Reinforcement interventions, programs that are based on behavioral economic principles, are becoming more widely used in clinical practice. Behavioral economic principles have guided financial and social incentive structure programs designed to address a patient’s propensity for non-adherence. A recent review found that both randomized studies and nonrandomized studies evaluated the efficacy of financial reinforcement to improve medication adherence.29 Financial reinforcement interventions apply behavioral economic principles by which a patient received monetary compensation for meeting health goals. Across the reviewed studies, financial incentives were applied for adherence to medications in several disease states. Reinforcement interventions meaningfully improved adherence and did so with a medium to large overall effect size. Compared to randomized studies, on average, the effect size was larger in nonrandomized studies. The studies that demonstrated the largest effect sizes were longer, provided hefty financial incentives (≥US$50 weekly), and interacted with patients often (at least weekly).
In efforts to improve system financial incentives by linking payment to value rather than volume, some pharmaceutical manufacturers and private payers have shown an interest in outcomes-based contracts. These contracting arrangements tie the price paid for drugs to their effectiveness in treating targeted patients, allowing manufacturers to share risk for the medicine’s performance in the payer’s population. By reducing the payer’s risk associated with the medicine not performing as expected, outcomes-based contracting could help support appropriate access to medications, potentially impact out-of-pocket prices for patients, and reduce payers’ concerns about wasting resources on medications that do not perform as expected outside of clinical trials or for select subpopulations.

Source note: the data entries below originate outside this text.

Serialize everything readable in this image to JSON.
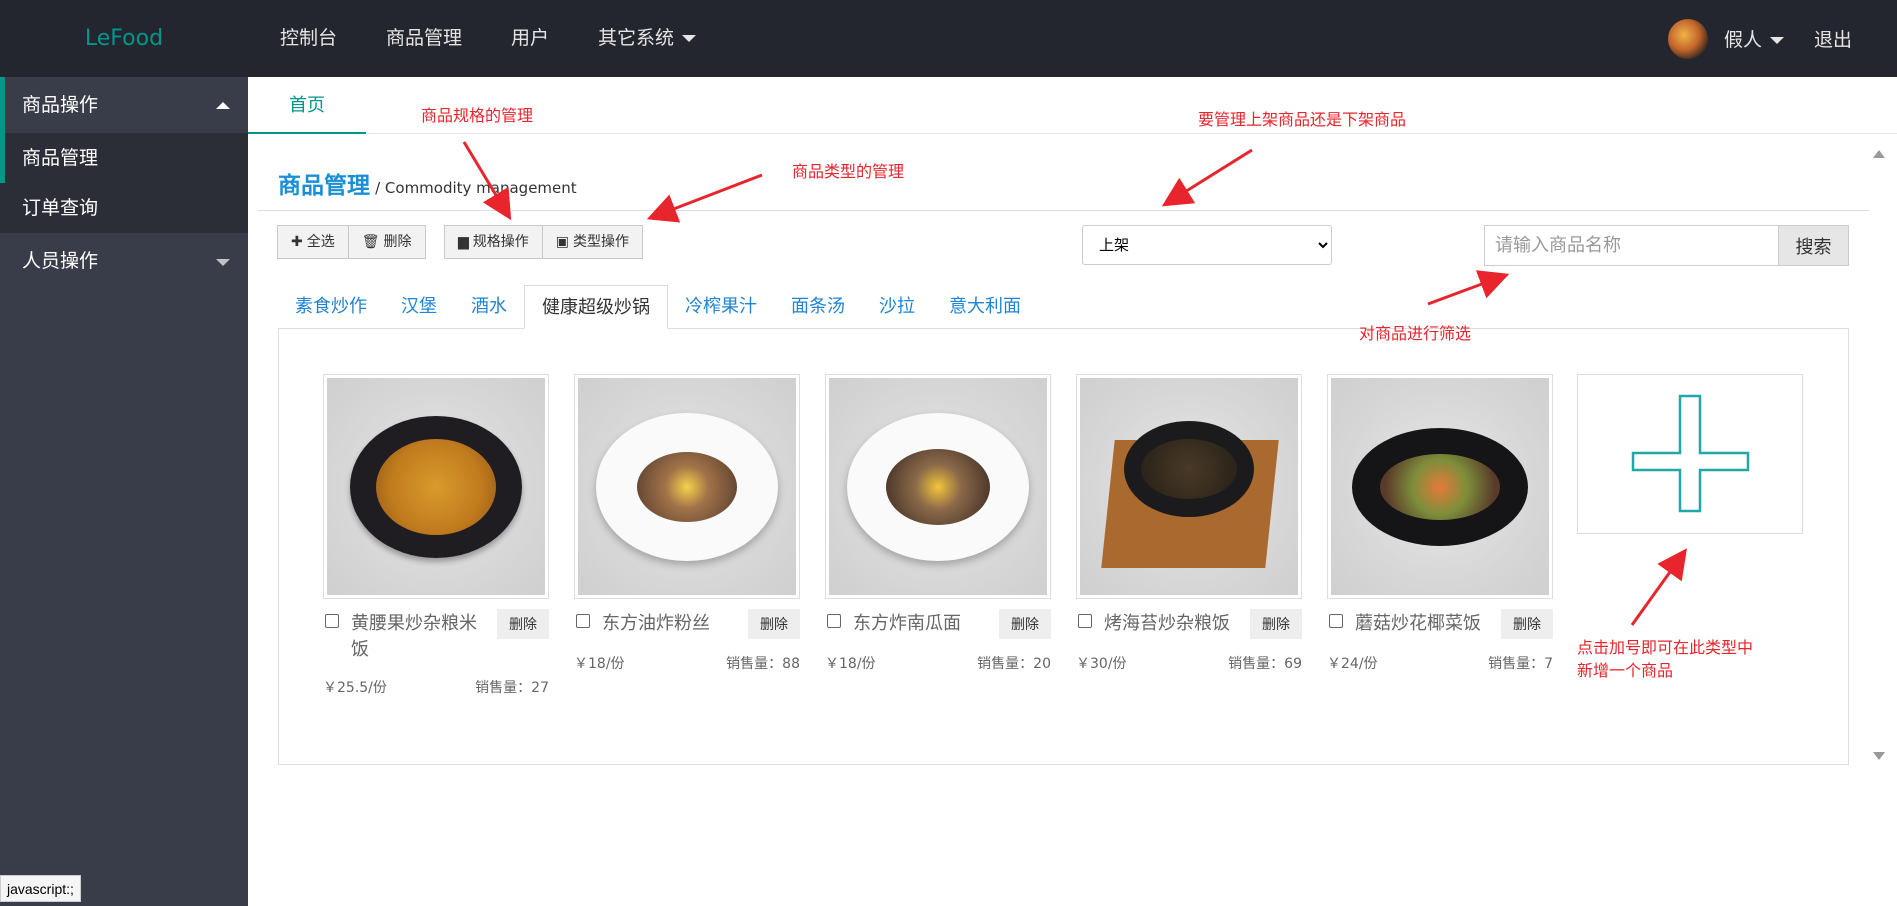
{
  "app": {
    "logo": "LeFood"
  },
  "topnav": {
    "items": [
      "控制台",
      "商品管理",
      "用户",
      "其它系统"
    ],
    "user_name": "假人",
    "logout": "退出"
  },
  "sidebar": {
    "group1": {
      "label": "商品操作",
      "items": [
        "商品管理",
        "订单查询"
      ]
    },
    "group2": {
      "label": "人员操作"
    }
  },
  "tabs": {
    "home": "首页"
  },
  "page": {
    "title": "商品管理",
    "subtitle": "/ Commodity management"
  },
  "toolbar": {
    "select_all": "全选",
    "delete": "删除",
    "spec_ops": "规格操作",
    "type_ops": "类型操作"
  },
  "filter": {
    "status_selected": "上架"
  },
  "search": {
    "placeholder": "请输入商品名称",
    "button": "搜索"
  },
  "type_tabs": [
    "素食炒作",
    "汉堡",
    "酒水",
    "健康超级炒锅",
    "冷榨果汁",
    "面条汤",
    "沙拉",
    "意大利面"
  ],
  "products": [
    {
      "name": "黄腰果炒杂粮米饭",
      "price": "￥25.5/份",
      "sales": "销售量：27",
      "delete": "删除"
    },
    {
      "name": "东方油炸粉丝",
      "price": "￥18/份",
      "sales": "销售量：88",
      "delete": "删除"
    },
    {
      "name": "东方炸南瓜面",
      "price": "￥18/份",
      "sales": "销售量：20",
      "delete": "删除"
    },
    {
      "name": "烤海苔炒杂粮饭",
      "price": "￥30/份",
      "sales": "销售量：69",
      "delete": "删除"
    },
    {
      "name": "蘑菇炒花椰菜饭",
      "price": "￥24/份",
      "sales": "销售量：7",
      "delete": "删除"
    }
  ],
  "annotations": {
    "spec": "商品规格的管理",
    "type": "商品类型的管理",
    "status": "要管理上架商品还是下架商品",
    "filter": "对商品进行筛选",
    "add_line1": "点击加号即可在此类型中",
    "add_line2": "新增一个商品"
  },
  "statusbar": "javascript:;",
  "colors": {
    "accent": "#009688",
    "link": "#1f84d3",
    "annotation": "#e8242c",
    "header_bg": "#23262e",
    "sidebar_bg": "#393d49"
  }
}
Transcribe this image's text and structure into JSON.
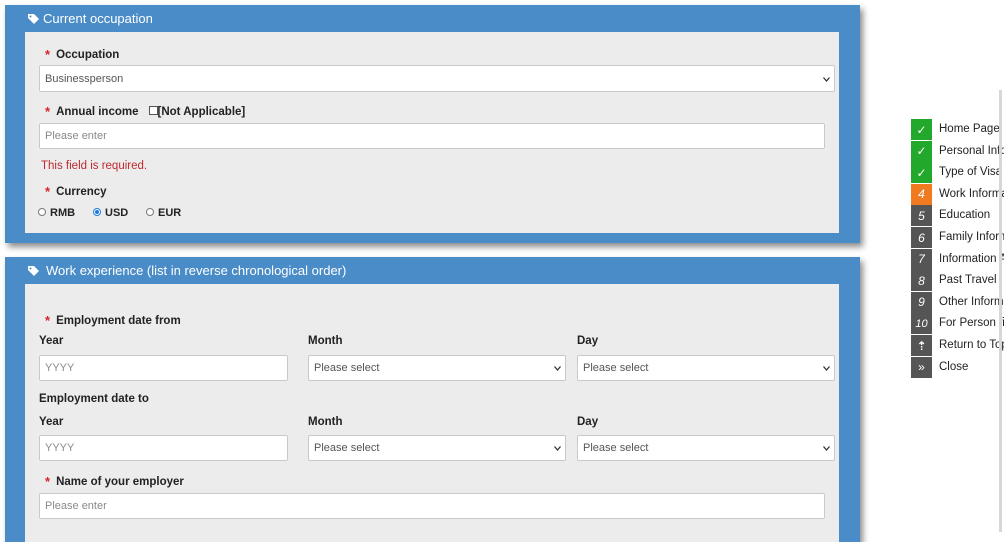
{
  "occupation_panel": {
    "title": "Current occupation",
    "occupation_label": "Occupation",
    "occupation_value": "Businessperson",
    "annual_income_label": "Annual income",
    "not_applicable_label": "[Not Applicable]",
    "annual_income_placeholder": "Please enter",
    "error_text": "This field is required.",
    "currency_label": "Currency",
    "currency_options": [
      "RMB",
      "USD",
      "EUR"
    ],
    "currency_selected": "USD"
  },
  "work_panel": {
    "title": "Work experience (list in reverse chronological order)",
    "from_label": "Employment date from",
    "to_label": "Employment date to",
    "year_label": "Year",
    "month_label": "Month",
    "day_label": "Day",
    "year_placeholder": "YYYY",
    "select_placeholder": "Please select",
    "employer_label": "Name of your employer",
    "employer_placeholder": "Please enter"
  },
  "side_nav": {
    "items": [
      {
        "marker": "✓",
        "label": "Home Page",
        "state": "done"
      },
      {
        "marker": "✓",
        "label": "Personal Infor",
        "state": "done"
      },
      {
        "marker": "✓",
        "label": "Type of Visa",
        "state": "done"
      },
      {
        "marker": "4",
        "label": "Work Informa",
        "state": "current"
      },
      {
        "marker": "5",
        "label": "Education",
        "state": "pending"
      },
      {
        "marker": "6",
        "label": "Family Inform",
        "state": "pending"
      },
      {
        "marker": "7",
        "label": "Information A",
        "state": "pending"
      },
      {
        "marker": "8",
        "label": "Past Travel",
        "state": "pending"
      },
      {
        "marker": "9",
        "label": "Other Informa",
        "state": "pending"
      },
      {
        "marker": "10",
        "label": "For Person fill",
        "state": "pending"
      },
      {
        "marker": "⇡",
        "label": "Return to Top",
        "state": "pending"
      },
      {
        "marker": "»",
        "label": "Close",
        "state": "pending"
      }
    ]
  },
  "colors": {
    "panel_blue": "#4a8cc7",
    "done_green": "#22a82a",
    "current_orange": "#ef7a1f",
    "pending_gray": "#555555",
    "error_red": "#c0282d"
  }
}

Another behavioral economic program is value-based insurance design (V-BID). V-BID relies on insurance cost-sharing. Patients pay a reduced price for medications that have a higher clinical value. A review of 10 studies that used V-BID medication adherence improved adherence between 2 and 5 percentage points across the included studies. While medication adherence improved, it was uncertain whether the associated clinical outcomes, health care use, and health care spending also improved.
Few studies have looked at long-term use of behavioral economic principles. A key aspect of behavioral economics is that people place a disproportionate emphasis on immediate outcomes and do not fully consider possible, downstream, or delayed events. In the context of medication adherence, patients may consider short-term inconveniences associated with taking a pill or managing unpleasant side effects and may disregard or not value the longer-term outcomes of potential for disability or even death. In other words, eliminating copayments will likely not completely resolve non-adherence in people who miss medications, for example, due to beliefs about side effects. Helping patients focus on direct and immediate positive outcomes of taking their medication through the use of financial incentives has the potential to improve both individual and population health.